Why we reorganized as a Public Benefit Corporation
Mission Driven
We believe that companies can be both profitable and purposeful. This belief is at the core of Sustainment’s decision to incorporate as a Public Benefit Corporation, which serves the purpose of cementing our mission to help American manufacturers into our corporate governance structure. We view manufacturing as a central part of the American identity, and we are convinced that enabling domestic supply chains benefits our country.
As summarized by the Harvard Law School Forum on Corporate Governance, “a ‘public benefit corporation’ is a for-profit corporation that is intended to produce a public benefit and to operate in a responsible and sustainable manner.” Importantly, it provides a legal framework that requires the board to balance financial interests and the non-financial interests that support our stakeholders.
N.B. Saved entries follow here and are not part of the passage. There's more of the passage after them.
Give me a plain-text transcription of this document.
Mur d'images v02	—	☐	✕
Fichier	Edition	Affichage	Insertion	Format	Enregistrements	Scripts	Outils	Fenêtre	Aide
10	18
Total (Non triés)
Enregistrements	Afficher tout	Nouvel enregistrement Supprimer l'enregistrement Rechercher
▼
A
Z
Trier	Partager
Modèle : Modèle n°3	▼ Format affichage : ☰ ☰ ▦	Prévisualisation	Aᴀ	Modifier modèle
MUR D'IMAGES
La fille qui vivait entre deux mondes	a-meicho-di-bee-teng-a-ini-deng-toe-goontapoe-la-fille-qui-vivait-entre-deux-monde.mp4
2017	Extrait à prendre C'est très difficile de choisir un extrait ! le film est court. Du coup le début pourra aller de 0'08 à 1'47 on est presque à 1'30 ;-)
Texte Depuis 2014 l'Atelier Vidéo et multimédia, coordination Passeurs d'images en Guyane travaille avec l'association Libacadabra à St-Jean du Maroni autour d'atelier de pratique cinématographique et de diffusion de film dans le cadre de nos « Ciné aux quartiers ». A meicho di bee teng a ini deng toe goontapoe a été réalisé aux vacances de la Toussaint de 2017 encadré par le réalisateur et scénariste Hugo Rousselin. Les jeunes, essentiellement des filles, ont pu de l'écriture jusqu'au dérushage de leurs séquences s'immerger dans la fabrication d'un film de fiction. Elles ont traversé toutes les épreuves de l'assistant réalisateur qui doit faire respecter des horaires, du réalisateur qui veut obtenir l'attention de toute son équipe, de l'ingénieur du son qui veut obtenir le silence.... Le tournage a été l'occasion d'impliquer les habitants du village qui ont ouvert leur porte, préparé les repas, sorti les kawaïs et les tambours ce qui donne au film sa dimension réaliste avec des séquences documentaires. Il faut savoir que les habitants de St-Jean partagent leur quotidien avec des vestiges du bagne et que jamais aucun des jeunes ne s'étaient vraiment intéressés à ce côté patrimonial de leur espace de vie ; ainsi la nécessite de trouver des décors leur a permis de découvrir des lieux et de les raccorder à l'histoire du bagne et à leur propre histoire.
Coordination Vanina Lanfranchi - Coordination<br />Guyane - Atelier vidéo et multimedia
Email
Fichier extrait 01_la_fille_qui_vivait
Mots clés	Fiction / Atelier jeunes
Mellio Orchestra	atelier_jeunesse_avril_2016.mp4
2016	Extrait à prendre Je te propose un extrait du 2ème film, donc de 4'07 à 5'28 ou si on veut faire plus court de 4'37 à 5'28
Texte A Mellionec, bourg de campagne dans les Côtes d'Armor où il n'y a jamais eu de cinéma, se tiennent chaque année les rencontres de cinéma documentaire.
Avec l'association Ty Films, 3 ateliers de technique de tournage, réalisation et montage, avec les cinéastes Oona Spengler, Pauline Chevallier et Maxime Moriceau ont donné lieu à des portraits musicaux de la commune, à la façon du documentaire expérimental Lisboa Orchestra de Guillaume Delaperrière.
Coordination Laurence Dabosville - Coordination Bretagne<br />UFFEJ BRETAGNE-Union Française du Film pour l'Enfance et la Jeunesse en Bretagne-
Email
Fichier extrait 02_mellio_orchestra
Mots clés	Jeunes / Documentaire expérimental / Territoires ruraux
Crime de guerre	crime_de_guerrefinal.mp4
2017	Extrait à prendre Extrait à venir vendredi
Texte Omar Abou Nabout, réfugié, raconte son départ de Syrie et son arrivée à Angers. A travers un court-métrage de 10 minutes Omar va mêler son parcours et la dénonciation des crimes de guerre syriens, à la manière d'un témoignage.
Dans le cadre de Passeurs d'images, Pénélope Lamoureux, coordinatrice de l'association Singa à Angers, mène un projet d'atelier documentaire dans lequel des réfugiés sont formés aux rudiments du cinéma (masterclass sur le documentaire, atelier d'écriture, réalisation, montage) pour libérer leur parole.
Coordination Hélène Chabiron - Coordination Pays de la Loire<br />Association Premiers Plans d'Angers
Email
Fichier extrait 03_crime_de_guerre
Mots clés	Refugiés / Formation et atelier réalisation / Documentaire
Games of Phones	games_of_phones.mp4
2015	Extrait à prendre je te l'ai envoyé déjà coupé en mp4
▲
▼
Sustainment’s benefit statement, which is part of our corporate governance, reads as follows:
“The specific public benefit purpose of the corporation is to create a domestic manufacturing community with a positive effect on, primarily, small-medium manufacturers and the employees, communities, government, and industry organizations that support or rely on them.”
To summarize, we exist to help the small and medium-sized manufacturers (SMMs) that form the backbone of the US manufacturing economy. By helping SMMs, we enable job growth and economic development at the community level, while concurrently helping larger companies’ onshore manufacturing and supporting national security objectives related to strengthening the defense industrial base.
Industry Landscape
The US manufacturing industry has evolved in such a fashion that most of the business models for companies that support and enable manufacturers are optimized for large original equipment manufacturers (OEMs) and other constituents, often at the expense of American SMM suppliers. Among these models are database companies that charge SMMs to be listed and/or prioritized in search rankings, RFP aggregation services that charge SMMs for access to RFP feeds, offshoring services that pit US manufacturers against lower-cost international competitors, and next-generation factories that seek to build new manufacturing capacity that removes the need for existing SMM suppliers.
My point is not to disparage those businesses, as there are solid companies in this industry whom we respect very much. Rather, I seek to acknowledge the reality that most of industry has made the business decision to optimize for larger organizations. While we understand this decision, we built Sustainment to be different and uniquely supportive of our SMM customers.
At the same time, we understand that there are economic incentives that have driven our colleagues to optimize for larger market participants. For this reason, we wanted to formalize our commitment to SMMs in our corporate governance by becoming a PBC to ensure that we always remain committed to our mission of helping American SMMs thrive.
Our Partners
As a result of this decision and our SMM-focused business model, we are fortunate to be surrounded by an ecosystem of like-minded partners who are also working to support American manufacturers. These partners include local industry groups like the Austin Regional Manufacturers Association, community groups like the Corpus Christi Regional Economic Development Corporation, state organizations like the Texas Manufacturing Assistance Center (TMAC), research organizations like Ohio State University, and national groups like the National Institute for Metalworking Skills.
These partners represent a microcosm of what is happening at the national level. There are manufacturing support organizations like these throughout the country that are aligned towards the mission of economic development and growing US manufacturing. As 98.9% of American manufacturers employ less than 500 employees, growing the US manufacturing industrial base means growing and enabling American SMMs.
Our Commitment
In alignment with our purpose as a Public Benefit Corporation, we have made several key business commitments:
- Free Access: We provide access to our platform free of charge to small and medium-sized American manufacturing suppliers. Our company goal is to help and enable these businesses, not profit from them.
- Full Transparency: We commit to transparency between procurement teams and manufacturers, as we believe that the manufacturers themselves are the best representatives of their capabilities.
- Secure Industry: We invest in technology and cybersecurity certifications such as SOC 2 to ensure communications and file sharing on our platform meet modern cybersecurity and compliance requirements to help mature the industry.
- Real Stories: We help tell the real stories, successes, and challenges of our SMM community members through our CompanyWeek platform, a premier online community for American manufactures.
All these areas of commitment are predicated on the core value that US manufacturers are the backbone of our identity as a nation. These companies just need to be discovered to show what they can do. As my cofounder Michael Morford elegantly summarized,
“We built this business to help people. As veterans who grew up in small towns, we have a great respect for men and women who build. Our goal is to create tools and opportunities for American manufacturers.”